In this parable, a shepherd has lost one of the hundred sheep entrusted to his care. The theme of the sheep and the shepherd is common in the First Testament: with two clear passages being Psalm 23 {The Lord is my Shepherd} and Ezekiel 34: 11-16 {I will rescue my sheep for all the places they have been scattered}. Without hesitation, the shepherd goes looking after the stray, recognising that the other sheep are capable of continuing to do what was expected of them: to look for food! When the lost sheep is found the shepherd is so happy that the sheep is ‘carried on his shoulders’ and he invites all his friends and neighbours to rejoice.
We are reminded that this parable was directed at the religious leaders who were grumbling rather than the sinners and tax collectors who were willing to listen to Jesus. He is reminding the religious authorities that he has no reason to apologise for his actions in mixing with those who were seen as social and religious outcasts. God does not exclude, human beings do, and God never sees any person as being lost from the possibility of ever returning to his loving embrace. Jesus is prepared to spent time with these ‘outcasts’ because they are the very people whom God needs to reach, for they have been neglected by the very people whom God would expect would be open to their situation of exclusion. Jesus recognised that to bring God’s love to people you have to be with those people, to share their story and their lot in life. One cannot bring God’s word of love and compassion by being aloof and apart from their pain and suffering: from their sense of being excluded from being part of God’s “inner circle’. You have no chance of opening people to the power of God’s transforming love if you are not prepared to first accept them for who they are and for what has been their life story.
For too many people, their attitude to those who are seen as being different or ‘lost’ is to take on an attitude of exclusion, lest we become ‘contaminated’ through contact. Jesus challenges the religious authorities to see that their attitude will always be an attitude that would retain this exclusion. Without any willingness to make ‘contact’ to understand and to offer hope, the social or religious approach to God can never change.
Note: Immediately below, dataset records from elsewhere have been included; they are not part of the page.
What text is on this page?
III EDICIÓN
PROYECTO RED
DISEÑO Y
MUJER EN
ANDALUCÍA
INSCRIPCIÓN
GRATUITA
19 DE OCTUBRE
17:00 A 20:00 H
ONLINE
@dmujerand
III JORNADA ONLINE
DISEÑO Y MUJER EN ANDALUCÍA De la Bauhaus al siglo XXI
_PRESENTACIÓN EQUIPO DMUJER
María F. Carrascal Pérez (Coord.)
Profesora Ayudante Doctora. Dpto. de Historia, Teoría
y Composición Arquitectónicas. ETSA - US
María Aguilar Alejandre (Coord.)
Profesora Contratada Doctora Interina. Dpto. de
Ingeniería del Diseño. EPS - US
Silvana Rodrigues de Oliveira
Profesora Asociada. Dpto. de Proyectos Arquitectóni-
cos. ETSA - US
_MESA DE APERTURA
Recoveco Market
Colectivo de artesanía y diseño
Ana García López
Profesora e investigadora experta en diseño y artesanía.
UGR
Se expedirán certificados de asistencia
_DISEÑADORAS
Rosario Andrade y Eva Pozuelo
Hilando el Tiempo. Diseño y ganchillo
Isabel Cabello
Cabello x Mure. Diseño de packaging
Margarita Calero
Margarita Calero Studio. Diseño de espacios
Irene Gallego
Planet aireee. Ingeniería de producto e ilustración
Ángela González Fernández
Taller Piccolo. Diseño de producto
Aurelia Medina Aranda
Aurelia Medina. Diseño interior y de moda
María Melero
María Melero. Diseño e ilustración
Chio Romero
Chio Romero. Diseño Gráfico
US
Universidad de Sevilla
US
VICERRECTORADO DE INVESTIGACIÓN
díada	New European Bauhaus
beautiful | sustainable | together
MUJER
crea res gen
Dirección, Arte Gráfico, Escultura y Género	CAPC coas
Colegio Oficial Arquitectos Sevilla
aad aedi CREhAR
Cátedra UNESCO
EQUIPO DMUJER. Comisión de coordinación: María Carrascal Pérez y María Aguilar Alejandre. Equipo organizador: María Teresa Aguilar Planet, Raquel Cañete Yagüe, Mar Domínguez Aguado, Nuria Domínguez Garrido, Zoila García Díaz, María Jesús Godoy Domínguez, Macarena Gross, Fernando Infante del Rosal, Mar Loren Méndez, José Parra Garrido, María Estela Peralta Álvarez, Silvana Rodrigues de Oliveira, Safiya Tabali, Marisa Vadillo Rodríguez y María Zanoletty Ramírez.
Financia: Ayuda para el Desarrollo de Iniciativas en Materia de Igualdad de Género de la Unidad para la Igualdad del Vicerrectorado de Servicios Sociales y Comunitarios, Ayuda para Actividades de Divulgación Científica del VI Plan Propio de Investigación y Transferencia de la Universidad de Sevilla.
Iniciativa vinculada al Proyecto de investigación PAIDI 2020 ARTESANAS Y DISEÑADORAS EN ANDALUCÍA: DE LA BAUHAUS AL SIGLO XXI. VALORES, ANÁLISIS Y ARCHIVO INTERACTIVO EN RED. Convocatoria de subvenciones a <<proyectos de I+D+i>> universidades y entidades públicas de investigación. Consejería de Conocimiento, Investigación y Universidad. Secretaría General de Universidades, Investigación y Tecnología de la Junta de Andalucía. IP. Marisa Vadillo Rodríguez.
Jesus reminds the authorities that it is, in fact, their attitude that is ‘sinful’ as it excludes any chance of reconciliation. By thinking only of their own spiritual motivation, they fail to see those people who live at the margins are, also, persons made in the image and likeness of God. It may be that some of these people may not be open to God’s message, but unless one is prepared to reach out and ‘eat’ with them they will always be ‘lost’. Yet, Jesus, through an awareness of God’s infinite fidelity knows that, simply by at least reaching out, one is not going to lose one’s own sense of God’s very presence. In fact, it is God’s very presence in Jesus that requires him to reach out: one cannot reach out at a distance.
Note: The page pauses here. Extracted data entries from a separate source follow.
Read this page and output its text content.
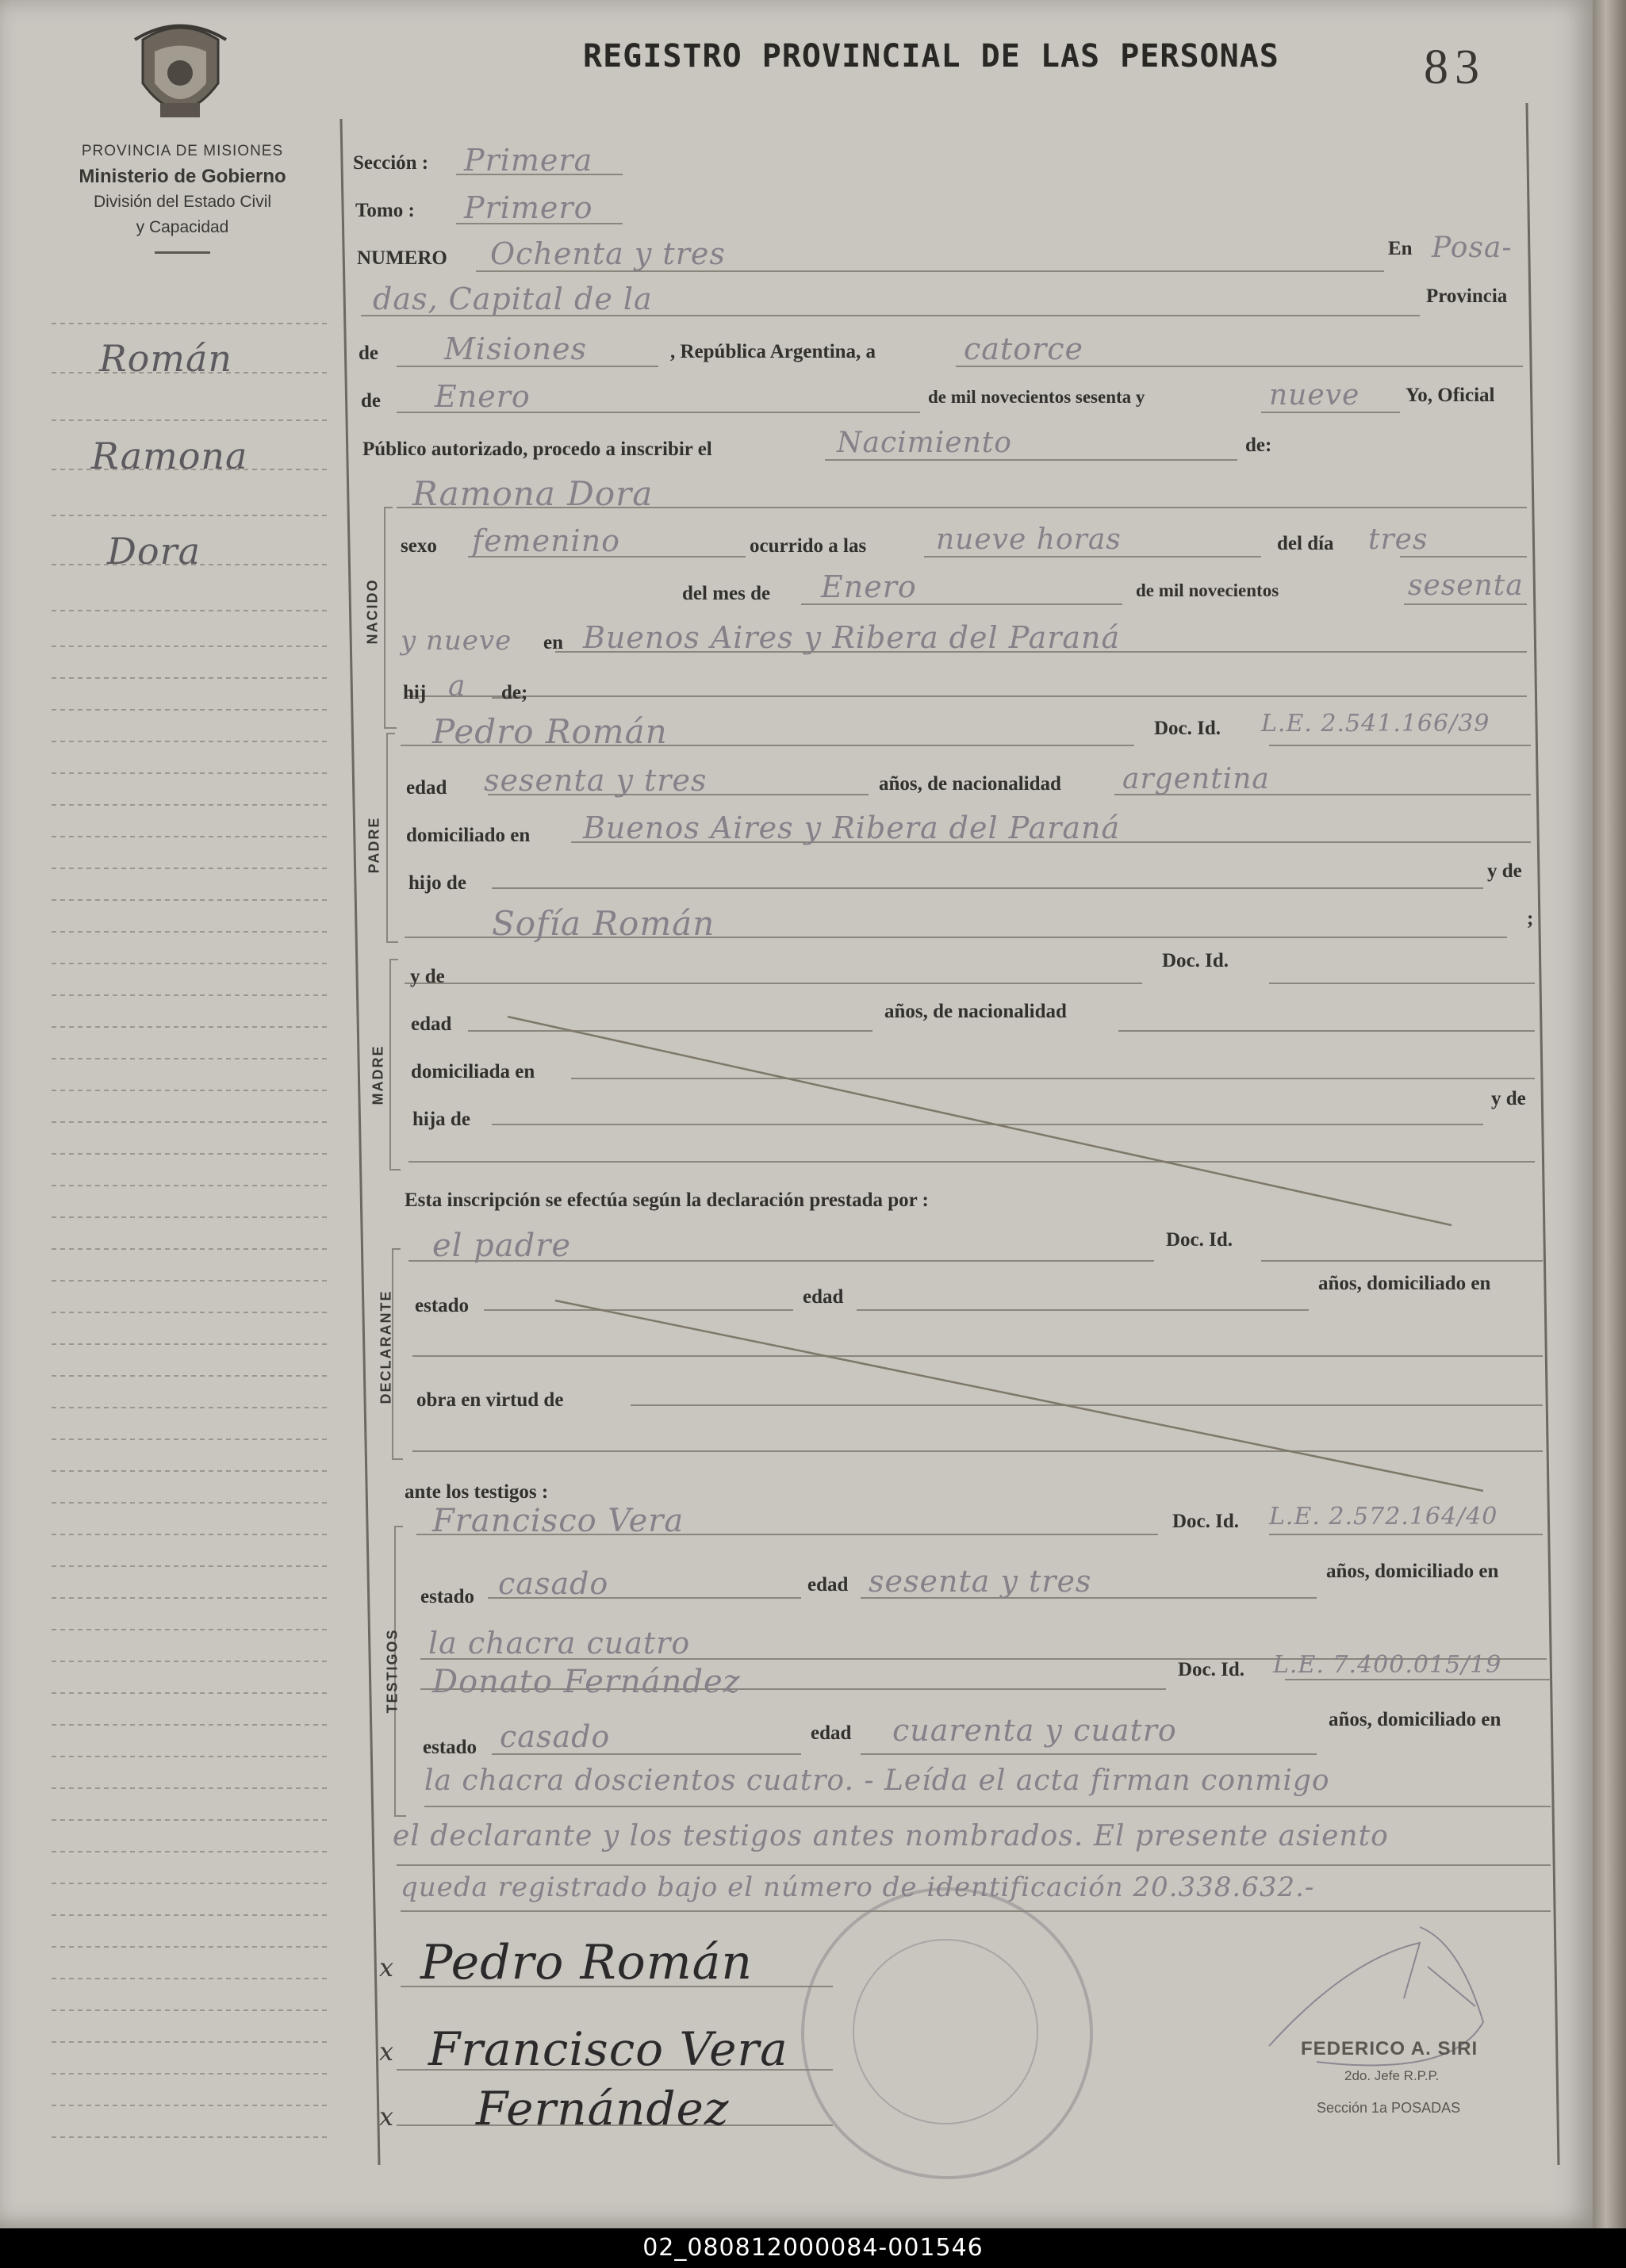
REGISTRO PROVINCIAL DE LAS PERSONAS	83
PROVINCIA DE MISIONES
Ministerio de Gobierno
División del Estado Civil
y Capacidad
Román
Ramona
Dora
Sección : Primera
Tomo : Primero
NUMERO Ochenta y tres	En Posa-
das, Capital de la	Provincia
de Misiones	, República Argentina, a	catorce
de Enero	de mil novecientos sesenta y	nueve Yo, Oficial
Público autorizado, procedo a inscribir el	Nacimiento	de:
NACIDO
Ramona Dora
sexo femenino	ocurrido a las nueve horas	del día tres
del mes de Enero	de mil novecientos	sesenta
y nueve en Buenos Aires y Ribera del Paraná
hij a de;
PADRE
Pedro Román	Doc. Id. L.E. 2.541.166/39
edad sesenta y tres	años, de nacionalidad argentina
domiciliado en Buenos Aires y Ribera del Paraná
hijo de
y de
Sofía Román	;
MADRE
y de
Doc. Id.
edad
años, de nacionalidad
domiciliada en
hija de
y de
Esta inscripción se efectúa según la declaración prestada por :
DECLARANTE
el padre	Doc. Id.
estado	edad
años, domiciliado en
obra en virtud de
ante los testigos :
TESTIGOS
Francisco Vera	Doc. Id. L.E. 2.572.164/40
estado casado	edad sesenta y tres	años, domiciliado en
la chacra cuatro
Donato Fernández	Doc. Id. L.E. 7.400.015/19
estado casado	edad cuarenta y cuatro	años, domiciliado en
la chacra doscientos cuatro. - Leída el acta firman conmigo
el declarante y los testigos antes nombrados. El presente asiento
queda registrado bajo el número de identificación 20.338.632.-
x Pedro Román
x Francisco Vera
x Fernández
FEDERICO A. SIRI
2do. Jefe R.P.P.
Sección 1a POSADAS
02_080812000084-001546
This reading is highly relevant for Christians in today’s world. As Pope Francis reminds us, we need to have the smell of the sheep in our pastoral approach: as for the church the lost sheep in society should be a priority. As such, we are called to proclaim a Gospel to a church that should resemble a field hospital. As Christians, we are called to reach out to those who feel excluded and wounded. We should not be setting up barriers. We do not have to change our own integrity, Jesus did not, as Jesus challenged these people also to see the extent and breath of God’s love and compassion. Those people at the margins should also come to see ‘the other’ not as an enemy or a rival but instead as a human being who is also trying their best to live out their call to dignity and happiness. Instead of living in sanitised suburbs, in comfortable and secure faith practices, Jesus reminds us that those who live on the edges are human persons who deserve to be treated with respect and dignity and to each of those sheep we should rejoice when one of them comes to be a beacon of hope for others. In fact, many of those people who live at the margins also have an image of God that can challenge our understanding of the nature of God. Many of these people who live at the margins show a level of love and compassion among their own people that is not present in the hearts and minds of those who see themselves as the ‘righteous’. Yet, unless one is prepared to reach out to ‘the other’ then the message of the gospel will remain closed and fail to be a true reflection of God’s truth, grace, and power to transform our world and the lives of every person in it.
Br Paul Creevey FMS
Br Paul is a Marist Brother with a doctorate in sacred scripture from Louvain University. He teaches scripture in Melbourne.